The net loss of jobs is expected to be a temporary blip. For comparison, payroll gains had averaged 249,000 in the six months before Hurricane Katrina at the end of August in 2005. After the storm struck New Orleans, employment gains averaged 76,000 over the next couple of months before rebounding strongly to 341,000 in November 2005.

Thursday, October 5, 2017

Where Our Area Gives

Fidelity Charitable recently came out with a fascinating study of Americans' charitable giving, looking at what charities people in different metropolitan areas are most likely to support. The New York/Northern New Jersey area ranked near the top of many of the lists, ranking number one in one area: People from around here are most likely to give to international affairs organizations.

Other areas of giving where we rank highly:
  • Society Benefit (including civil rights, community improvement, social advocacy and volunteer organizations): 2nd
  • Education: 4th
  • Health: 5th
  • Arts and Culture: 6th
  • Human Services (nonprofits that provide basic, daily care including food banks, homeless shelters and youth programs): 10th

Wednesday, October 4, 2017

Auto Sales Bounce Back

Led by strong truck and SUV sales and the replacement of cars destroyed by Hurricane Harvey in Texas, the auto industry posted its first monthly sales gain of the year in September. U.S. sales rose 6.1 percent to a total of just over 1.5 million vehicles.
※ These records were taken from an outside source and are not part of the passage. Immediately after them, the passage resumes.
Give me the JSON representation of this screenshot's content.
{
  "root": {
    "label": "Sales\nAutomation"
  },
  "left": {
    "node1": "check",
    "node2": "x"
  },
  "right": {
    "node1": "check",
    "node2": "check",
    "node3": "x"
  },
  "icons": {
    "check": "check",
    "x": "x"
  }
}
Of the major automakers, only Fiat Chrysler and Hyundai reported sales declines. GM reported that sales rose 11.9 percent from a year ago, while Ford sales rose 8.7 percent. Toyota posted a 14.9 percent increase, Nissan sales were up 9.5 percent, and Honda sales rose 6.8 percent. Volkswagen said its sales rose 33.2 percent over numbers that were depressed a year ago by its diesel emissions cheating scandal.
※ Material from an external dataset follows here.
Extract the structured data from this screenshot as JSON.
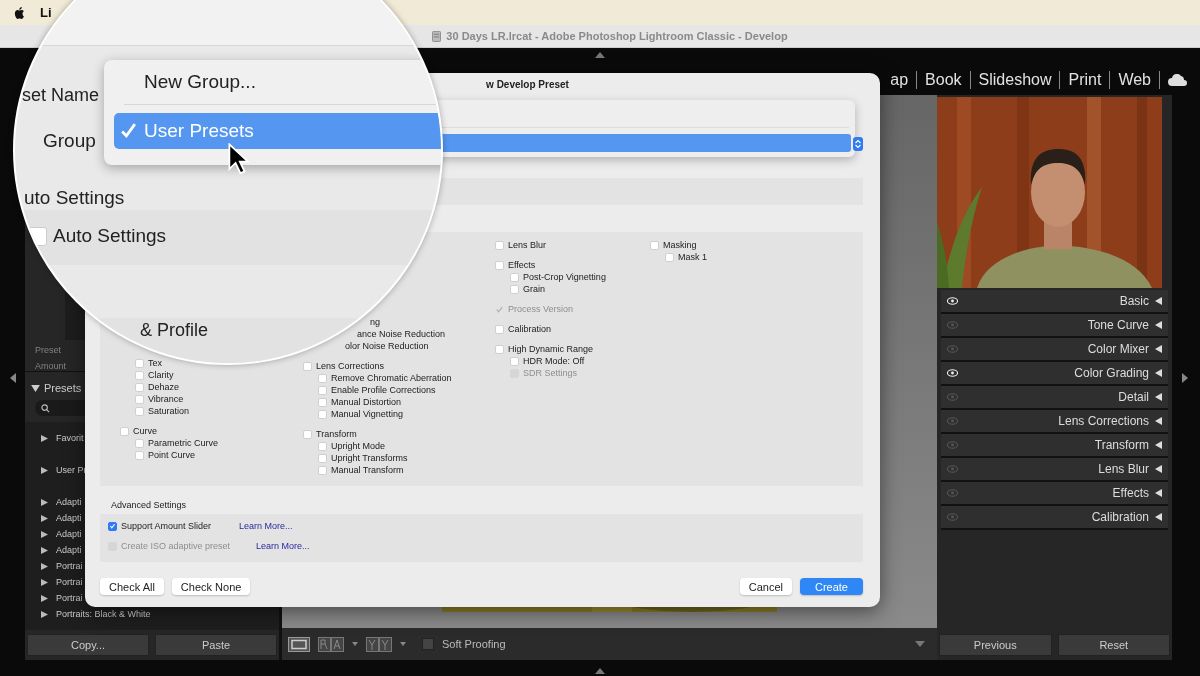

Industry analysts expect sales to be strong through the end of the year, fueled by customers whose cars were destroyed by Harvey and Hurricane Irma in Florida. But that's not expected to be enough to match last year's record number of more than 17.5 million cars sold.

Tuesday, October 3, 2017

Third Quarter Scorecard

The third quarter of 2017 is now in the books, and it was a strong quarter for investors, in what is also shaping up as a very strong year.  Here's a scorecard for the major indexes:
  • S&P 500 up 4.4% in the third quarter, up 14.0% year to date
  • Dow Jones Industrial Average up 5.6% in the third quarter, up 15.3% year to date
  • Nasdaq up 5.9% in the third quarter, up 23.6% year to date
  • S&P Midcap 400 up 3.2% in the third quarter, up 9.3% year to date
  • S&P Smallcap 600 up 6.2% in the third quarter, up 9.0% year to date

Monday, October 2, 2017

An Upgrade to Second Quarter Growth

The U.S. economy’s pace of growth in the second quarter was raised to 3.1 percent from 3 percent on Friday. According to the final revisions from the federal government, the U.S. expanded in the second quarter at the fastest clip in two years.
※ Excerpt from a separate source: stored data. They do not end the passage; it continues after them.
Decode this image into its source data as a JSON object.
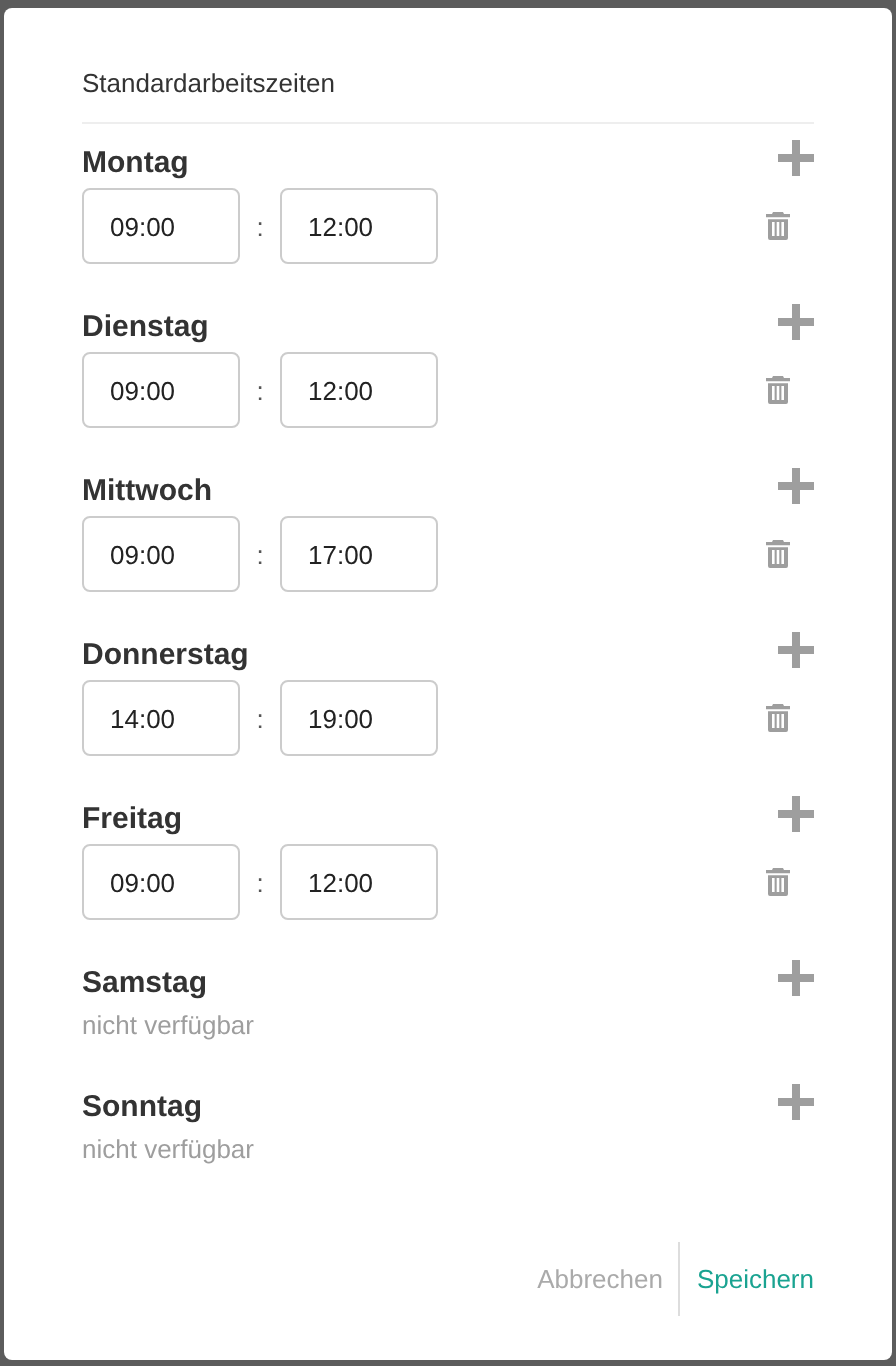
{
  "dialog": {
    "title": "Standardarbeitszeiten",
    "days": [
      {
        "name": "Montag",
        "kind": "slots",
        "slots": [
          {
            "start": "09:00",
            "separator": ":",
            "end": "12:00"
          }
        ]
      },
      {
        "name": "Dienstag",
        "kind": "slots",
        "slots": [
          {
            "start": "09:00",
            "separator": ":",
            "end": "12:00"
          }
        ]
      },
      {
        "name": "Mittwoch",
        "kind": "slots",
        "slots": [
          {
            "start": "09:00",
            "separator": ":",
            "end": "17:00"
          }
        ]
      },
      {
        "name": "Donnerstag",
        "kind": "slots",
        "slots": [
          {
            "start": "14:00",
            "separator": ":",
            "end": "19:00"
          }
        ]
      },
      {
        "name": "Freitag",
        "kind": "slots",
        "slots": [
          {
            "start": "09:00",
            "separator": ":",
            "end": "12:00"
          }
        ]
      },
      {
        "name": "Samstag",
        "kind": "unavailable",
        "note": "nicht verfügbar"
      },
      {
        "name": "Sonntag",
        "kind": "unavailable",
        "note": "nicht verfügbar"
      }
    ],
    "buttons": [
      {
        "label": "Abbrechen",
        "primary": false
      },
      {
        "label": "Speichern",
        "primary": true
      }
    ]
  }
}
The U.S. is on track to grow slightly faster than 2 percent in 2017, keeping in line with growth trends since the end of the Great Recession. The somewhat stronger pace of growth in the spring mostly reflects higher farmer inventories. The production of unsold goods such as crops or new cars adds to GDP, and the value of inventories rose by $5.5 billion, stronger than previously reported.

Other key figures in the government’s third estimate of GDP, including readings on inflation, were little changed. The increase in consumer spending, considered the largest driver of economic growth, was unchanged at 3.3 percent.